You Don't Have to Be Religious, Just Righteous There is no requirement that you be "religious" in order to take an active role in shielding your children from "gay" recruitment. You can, however, be righteous in your attitude and your arguments, whether you are religious or not. Righteousness is simply doing what is right, acting with the courage of your convictions. Righteousness is an important quality of leadership; it inspires our children when they see it in others and it will inspire them when they see it in us. If you are not a religious person, you don't have to become one to be righteous in defense of your child, but it would be very useful if you became familiar with some of the Biblical teachings about sexuality. Our recommended passages are listed on the opposite page. Thus far we have introduced the most important issues related to taking authority on behalf of your child. It is up to you to follow up these suggestions and admonitions with further research and study.

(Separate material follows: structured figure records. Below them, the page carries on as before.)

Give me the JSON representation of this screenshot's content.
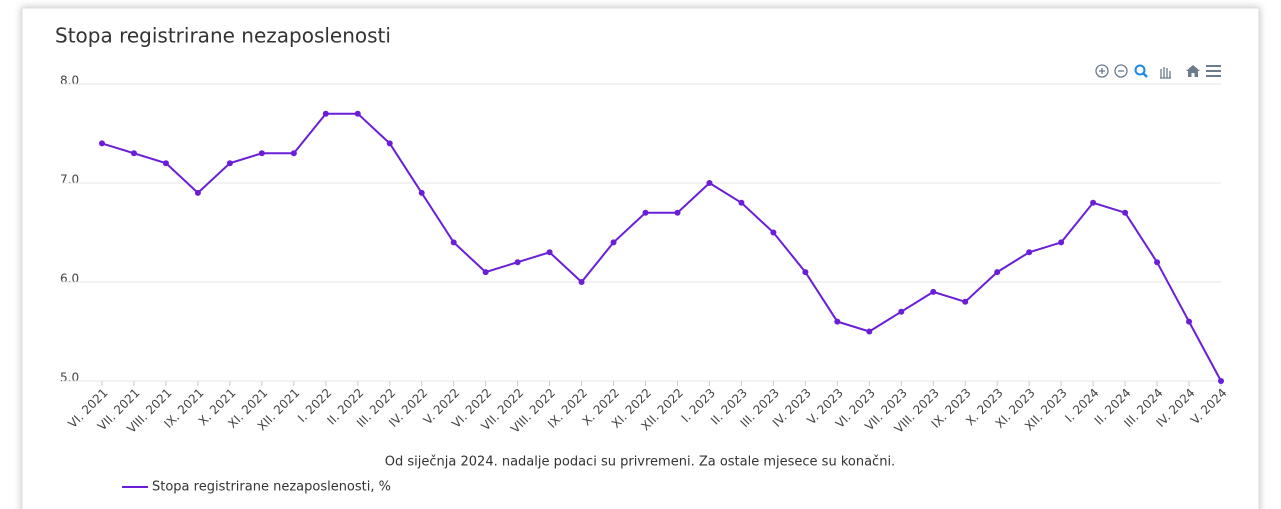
{
  "chart_data": {
    "type": "line",
    "title": "Stopa registrirane nezaposlenosti",
    "note": "Od siječnja 2024. nadalje podaci su privremeni. Za ostale mjesece su konačni.",
    "categories": [
      "VI. 2021",
      "VII. 2021",
      "VIII. 2021",
      "IX. 2021",
      "X. 2021",
      "XI. 2021",
      "XII. 2021",
      "I. 2022",
      "II. 2022",
      "III. 2022",
      "IV. 2022",
      "V. 2022",
      "VI. 2022",
      "VII. 2022",
      "VIII. 2022",
      "IX. 2022",
      "X. 2022",
      "XI. 2022",
      "XII. 2022",
      "I. 2023",
      "II. 2023",
      "III. 2023",
      "IV. 2023",
      "V. 2023",
      "VI. 2023",
      "VII. 2023",
      "VIII. 2023",
      "IX. 2023",
      "X. 2023",
      "XI. 2023",
      "XII. 2023",
      "I. 2024",
      "II. 2024",
      "III. 2024",
      "IV. 2024",
      "V. 2024"
    ],
    "series": [
      {
        "name": "Stopa registrirane nezaposlenosti, %",
        "color": "#6a1fd6",
        "values": [
          7.4,
          7.3,
          7.2,
          6.9,
          7.2,
          7.3,
          7.3,
          7.7,
          7.7,
          7.4,
          6.9,
          6.4,
          6.1,
          6.2,
          6.3,
          6.0,
          6.4,
          6.7,
          6.7,
          7.0,
          6.8,
          6.5,
          6.1,
          5.6,
          5.5,
          5.7,
          5.9,
          5.8,
          6.1,
          6.3,
          6.4,
          6.8,
          6.7,
          6.2,
          5.6,
          5.0
        ]
      }
    ],
    "ylim": [
      5,
      8
    ],
    "yticks": [
      {
        "value": 5,
        "label": "5.0"
      },
      {
        "value": 6,
        "label": "6.0"
      },
      {
        "value": 7,
        "label": "7.0"
      },
      {
        "value": 8,
        "label": "8.0"
      }
    ],
    "grid": true
  }
}
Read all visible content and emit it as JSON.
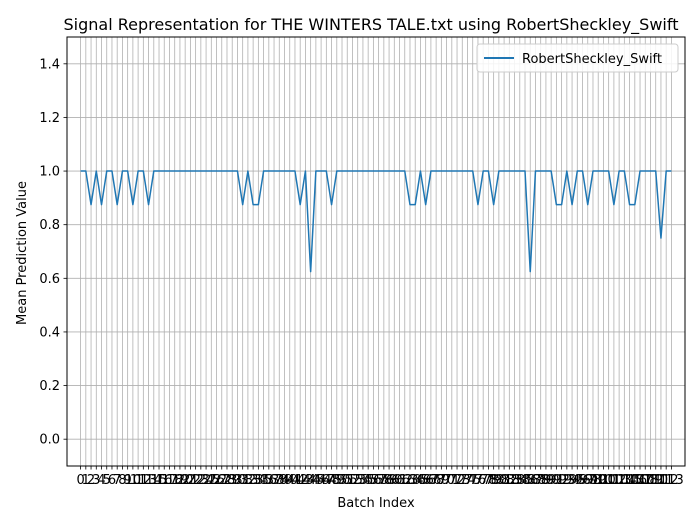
{
  "chart_data": {
    "type": "line",
    "title": "Signal Representation for THE WINTERS TALE.txt using RobertSheckley_Swift",
    "xlabel": "Batch Index",
    "ylabel": "Mean Prediction Value",
    "ylim": [
      -0.1,
      1.5
    ],
    "xlim": [
      -2.6,
      115.6
    ],
    "yticks": [
      0.0,
      0.2,
      0.4,
      0.6,
      0.8,
      1.0,
      1.2,
      1.4
    ],
    "ytick_labels": [
      "0.0",
      "0.2",
      "0.4",
      "0.6",
      "0.8",
      "1.0",
      "1.2",
      "1.4"
    ],
    "grid": true,
    "legend_position": "upper right",
    "series": [
      {
        "name": "RobertSheckley_Swift",
        "color": "#1f77b4",
        "x": [
          0,
          1,
          2,
          3,
          4,
          5,
          6,
          7,
          8,
          9,
          10,
          11,
          12,
          13,
          14,
          15,
          16,
          17,
          18,
          19,
          20,
          21,
          22,
          23,
          24,
          25,
          26,
          27,
          28,
          29,
          30,
          31,
          32,
          33,
          34,
          35,
          36,
          37,
          38,
          39,
          40,
          41,
          42,
          43,
          44,
          45,
          46,
          47,
          48,
          49,
          50,
          51,
          52,
          53,
          54,
          55,
          56,
          57,
          58,
          59,
          60,
          61,
          62,
          63,
          64,
          65,
          66,
          67,
          68,
          69,
          70,
          71,
          72,
          73,
          74,
          75,
          76,
          77,
          78,
          79,
          80,
          81,
          82,
          83,
          84,
          85,
          86,
          87,
          88,
          89,
          90,
          91,
          92,
          93,
          94,
          95,
          96,
          97,
          98,
          99,
          100,
          101,
          102,
          103,
          104,
          105,
          106,
          107,
          108,
          109,
          110,
          111,
          112,
          113
        ],
        "values": [
          1.0,
          1.0,
          0.875,
          1.0,
          0.875,
          1.0,
          1.0,
          0.875,
          1.0,
          1.0,
          0.875,
          1.0,
          1.0,
          0.875,
          1.0,
          1.0,
          1.0,
          1.0,
          1.0,
          1.0,
          1.0,
          1.0,
          1.0,
          1.0,
          1.0,
          1.0,
          1.0,
          1.0,
          1.0,
          1.0,
          1.0,
          0.875,
          1.0,
          0.875,
          0.875,
          1.0,
          1.0,
          1.0,
          1.0,
          1.0,
          1.0,
          1.0,
          0.875,
          1.0,
          0.625,
          1.0,
          1.0,
          1.0,
          0.875,
          1.0,
          1.0,
          1.0,
          1.0,
          1.0,
          1.0,
          1.0,
          1.0,
          1.0,
          1.0,
          1.0,
          1.0,
          1.0,
          1.0,
          0.875,
          0.875,
          1.0,
          0.875,
          1.0,
          1.0,
          1.0,
          1.0,
          1.0,
          1.0,
          1.0,
          1.0,
          1.0,
          0.875,
          1.0,
          1.0,
          0.875,
          1.0,
          1.0,
          1.0,
          1.0,
          1.0,
          1.0,
          0.625,
          1.0,
          1.0,
          1.0,
          1.0,
          0.875,
          0.875,
          1.0,
          0.875,
          1.0,
          1.0,
          0.875,
          1.0,
          1.0,
          1.0,
          1.0,
          0.875,
          1.0,
          1.0,
          0.875,
          0.875,
          1.0,
          1.0,
          1.0,
          1.0,
          0.75,
          1.0,
          1.0
        ]
      }
    ]
  }
}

We have provided a list of resources that will help you become better informed on these and other issues which have to do with homosexuality. We hope you will investigate some of these. We also encourage you to adopt a deeply questioning attitude towards the messages on homosexuality that pour out of the entertainment and news media, the NEA-approved sex-education curricula, and the liberal political establishment. Where do these messages originate? On what authority do their claims rest? Do such claims stand up to the test of your experience and common sense? Remember that we are living in an era of propaganda, in which "spin" and intimidating attitudes are often used to push ideas which are contrary to the values and good sense of the audience. It is very difficult to stand alone against the tactics of political correctness, but the odds change when you have even one other parent who shares your concerns and is willing to stand with you in your efforts. And remember that the promoters of politically correct opinions about homosexuality do not have the best interests of your own child at heart. You do. Do whatever it takes to protect that child.